I think the question is about converting an array of UInt8 to a single BigInt, not to an array of BigInts.

Oh. I see. Carry on.

Yes, but proper initialization must be taken care of.
The problem in your implementation is likely that you are writing with `unsafe_copyto!` in memory regions which have not be allocated.
To create a `BigInt` which can represent a number with `n` bits, you can use `a = Base.GMP.MPZ.realloc2(n)`. Then you don’t need to touch the `.alloc` field of `a`, and you can write `n` bits at `a.d` (or `cld(n, 64)` `UInt64` words if the architecture is 64 bits); you also need to manually update the `.size` field of `a`.
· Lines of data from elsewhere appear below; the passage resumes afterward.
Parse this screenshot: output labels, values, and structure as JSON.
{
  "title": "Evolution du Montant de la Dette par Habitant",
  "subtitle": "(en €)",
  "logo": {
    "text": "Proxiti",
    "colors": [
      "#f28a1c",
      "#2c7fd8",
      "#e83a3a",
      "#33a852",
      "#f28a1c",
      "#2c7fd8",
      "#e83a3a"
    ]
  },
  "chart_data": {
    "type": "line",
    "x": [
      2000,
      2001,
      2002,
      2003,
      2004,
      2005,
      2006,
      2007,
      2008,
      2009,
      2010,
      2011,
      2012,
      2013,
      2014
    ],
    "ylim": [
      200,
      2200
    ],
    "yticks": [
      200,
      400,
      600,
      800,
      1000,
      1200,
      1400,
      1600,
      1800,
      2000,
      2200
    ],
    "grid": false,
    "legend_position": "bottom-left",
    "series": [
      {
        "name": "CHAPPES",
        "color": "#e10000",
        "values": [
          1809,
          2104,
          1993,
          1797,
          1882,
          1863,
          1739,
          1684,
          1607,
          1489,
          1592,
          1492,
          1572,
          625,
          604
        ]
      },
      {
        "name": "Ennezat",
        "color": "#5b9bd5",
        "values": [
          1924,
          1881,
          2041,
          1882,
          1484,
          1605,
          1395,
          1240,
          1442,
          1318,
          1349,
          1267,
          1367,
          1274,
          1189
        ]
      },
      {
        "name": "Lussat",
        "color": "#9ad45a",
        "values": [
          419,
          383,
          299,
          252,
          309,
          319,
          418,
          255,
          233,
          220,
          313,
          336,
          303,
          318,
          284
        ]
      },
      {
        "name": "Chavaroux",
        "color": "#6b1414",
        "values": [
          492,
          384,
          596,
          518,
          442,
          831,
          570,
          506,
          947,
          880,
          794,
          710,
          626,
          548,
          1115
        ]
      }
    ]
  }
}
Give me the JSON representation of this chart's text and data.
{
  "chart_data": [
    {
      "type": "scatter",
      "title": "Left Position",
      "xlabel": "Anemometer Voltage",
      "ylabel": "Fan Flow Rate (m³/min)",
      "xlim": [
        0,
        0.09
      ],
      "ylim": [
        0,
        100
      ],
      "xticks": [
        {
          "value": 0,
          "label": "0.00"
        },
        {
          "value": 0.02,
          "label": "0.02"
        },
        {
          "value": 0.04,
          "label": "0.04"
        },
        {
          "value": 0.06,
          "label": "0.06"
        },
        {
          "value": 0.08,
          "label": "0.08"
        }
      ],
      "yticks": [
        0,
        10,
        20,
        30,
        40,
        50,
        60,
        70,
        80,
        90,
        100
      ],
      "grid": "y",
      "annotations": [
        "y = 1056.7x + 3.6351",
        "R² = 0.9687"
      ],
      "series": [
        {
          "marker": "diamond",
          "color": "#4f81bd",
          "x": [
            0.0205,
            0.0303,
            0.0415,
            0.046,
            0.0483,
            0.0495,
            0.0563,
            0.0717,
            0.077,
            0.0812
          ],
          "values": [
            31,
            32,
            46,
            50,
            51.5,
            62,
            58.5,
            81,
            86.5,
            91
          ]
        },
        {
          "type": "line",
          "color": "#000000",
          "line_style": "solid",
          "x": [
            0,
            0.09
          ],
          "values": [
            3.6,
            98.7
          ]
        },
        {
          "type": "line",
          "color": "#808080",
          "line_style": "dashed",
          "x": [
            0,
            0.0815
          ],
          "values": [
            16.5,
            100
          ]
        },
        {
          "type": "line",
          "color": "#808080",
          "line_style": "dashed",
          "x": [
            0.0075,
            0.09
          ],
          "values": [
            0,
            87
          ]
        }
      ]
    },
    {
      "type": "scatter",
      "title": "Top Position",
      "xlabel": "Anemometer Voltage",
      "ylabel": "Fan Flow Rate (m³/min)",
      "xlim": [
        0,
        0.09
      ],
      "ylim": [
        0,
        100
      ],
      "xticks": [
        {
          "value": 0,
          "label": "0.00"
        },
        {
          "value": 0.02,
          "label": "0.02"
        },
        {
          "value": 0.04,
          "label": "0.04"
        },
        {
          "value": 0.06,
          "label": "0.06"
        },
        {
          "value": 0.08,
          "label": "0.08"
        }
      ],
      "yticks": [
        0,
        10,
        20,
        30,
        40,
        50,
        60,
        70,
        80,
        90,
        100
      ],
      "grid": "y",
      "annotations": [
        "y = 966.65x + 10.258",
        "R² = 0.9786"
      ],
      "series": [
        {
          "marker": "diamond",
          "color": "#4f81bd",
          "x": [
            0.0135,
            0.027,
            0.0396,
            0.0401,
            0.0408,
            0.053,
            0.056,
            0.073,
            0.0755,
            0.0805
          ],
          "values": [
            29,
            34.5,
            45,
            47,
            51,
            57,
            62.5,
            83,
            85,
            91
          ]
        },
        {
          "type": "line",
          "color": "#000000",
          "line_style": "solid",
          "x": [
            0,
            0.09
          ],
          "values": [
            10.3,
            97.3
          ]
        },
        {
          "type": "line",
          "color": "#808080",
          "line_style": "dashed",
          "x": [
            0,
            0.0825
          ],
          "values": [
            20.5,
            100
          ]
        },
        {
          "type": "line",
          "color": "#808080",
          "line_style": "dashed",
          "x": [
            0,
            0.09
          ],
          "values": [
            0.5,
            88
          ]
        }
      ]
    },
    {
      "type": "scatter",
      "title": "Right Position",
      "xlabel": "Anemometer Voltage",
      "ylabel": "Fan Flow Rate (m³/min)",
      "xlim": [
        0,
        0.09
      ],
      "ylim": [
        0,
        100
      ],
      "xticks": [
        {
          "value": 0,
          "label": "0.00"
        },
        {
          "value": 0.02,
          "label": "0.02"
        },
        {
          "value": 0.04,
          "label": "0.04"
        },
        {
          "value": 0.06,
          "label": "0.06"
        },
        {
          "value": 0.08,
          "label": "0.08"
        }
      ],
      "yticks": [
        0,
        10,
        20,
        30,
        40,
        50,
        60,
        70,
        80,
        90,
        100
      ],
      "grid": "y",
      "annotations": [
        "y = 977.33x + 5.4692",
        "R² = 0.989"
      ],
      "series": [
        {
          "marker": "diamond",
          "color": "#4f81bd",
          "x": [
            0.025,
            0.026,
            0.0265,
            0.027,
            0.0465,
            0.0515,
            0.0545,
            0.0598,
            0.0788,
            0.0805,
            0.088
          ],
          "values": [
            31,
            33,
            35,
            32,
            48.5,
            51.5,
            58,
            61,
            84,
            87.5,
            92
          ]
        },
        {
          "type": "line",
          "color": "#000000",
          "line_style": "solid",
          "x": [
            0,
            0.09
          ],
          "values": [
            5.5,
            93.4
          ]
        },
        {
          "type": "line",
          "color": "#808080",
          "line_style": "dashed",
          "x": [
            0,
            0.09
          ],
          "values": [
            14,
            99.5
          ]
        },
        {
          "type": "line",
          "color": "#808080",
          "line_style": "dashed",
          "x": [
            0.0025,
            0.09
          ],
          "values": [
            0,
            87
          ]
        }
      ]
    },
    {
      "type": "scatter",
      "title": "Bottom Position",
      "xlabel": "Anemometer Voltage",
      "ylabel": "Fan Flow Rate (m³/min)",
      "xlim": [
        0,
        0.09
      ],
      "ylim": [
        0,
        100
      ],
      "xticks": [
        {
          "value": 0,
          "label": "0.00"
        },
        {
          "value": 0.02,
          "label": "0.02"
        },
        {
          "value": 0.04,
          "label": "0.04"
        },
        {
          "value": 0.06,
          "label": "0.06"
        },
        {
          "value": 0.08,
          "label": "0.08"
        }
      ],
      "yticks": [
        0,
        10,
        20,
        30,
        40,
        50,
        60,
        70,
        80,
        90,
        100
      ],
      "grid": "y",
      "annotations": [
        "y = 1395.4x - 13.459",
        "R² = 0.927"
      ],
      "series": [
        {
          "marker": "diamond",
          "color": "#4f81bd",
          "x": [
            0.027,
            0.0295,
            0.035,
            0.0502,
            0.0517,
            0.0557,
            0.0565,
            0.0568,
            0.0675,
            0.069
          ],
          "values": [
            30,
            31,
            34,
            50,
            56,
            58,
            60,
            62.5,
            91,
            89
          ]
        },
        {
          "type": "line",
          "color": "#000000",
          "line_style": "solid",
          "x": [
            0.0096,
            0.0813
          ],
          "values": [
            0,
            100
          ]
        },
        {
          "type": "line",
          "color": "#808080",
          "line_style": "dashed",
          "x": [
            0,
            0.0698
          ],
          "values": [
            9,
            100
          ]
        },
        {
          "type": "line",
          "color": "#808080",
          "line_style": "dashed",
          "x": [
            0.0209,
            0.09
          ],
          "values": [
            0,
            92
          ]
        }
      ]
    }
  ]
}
Note also that this is internal API and will break eventually.

1 Like

This one is even faster:

``````function int2bytes3(x::BigInt)
n_bytes_with_zeros = x.size * sizeof(Sys.WORD_SIZE)
uint8_ptr = convert(Ptr{UInt8}, x.d)

if ENDIAN_BOM == 0x04030201
# the minimum should be 1, else the result array will be of
# length 0
n_bytes_without_zeros = 1
for i in n_bytes_with_zeros:-1:1
n_bytes_without_zeros = i
break
end
end

result = Array{UInt8}(undef, n_bytes_without_zeros)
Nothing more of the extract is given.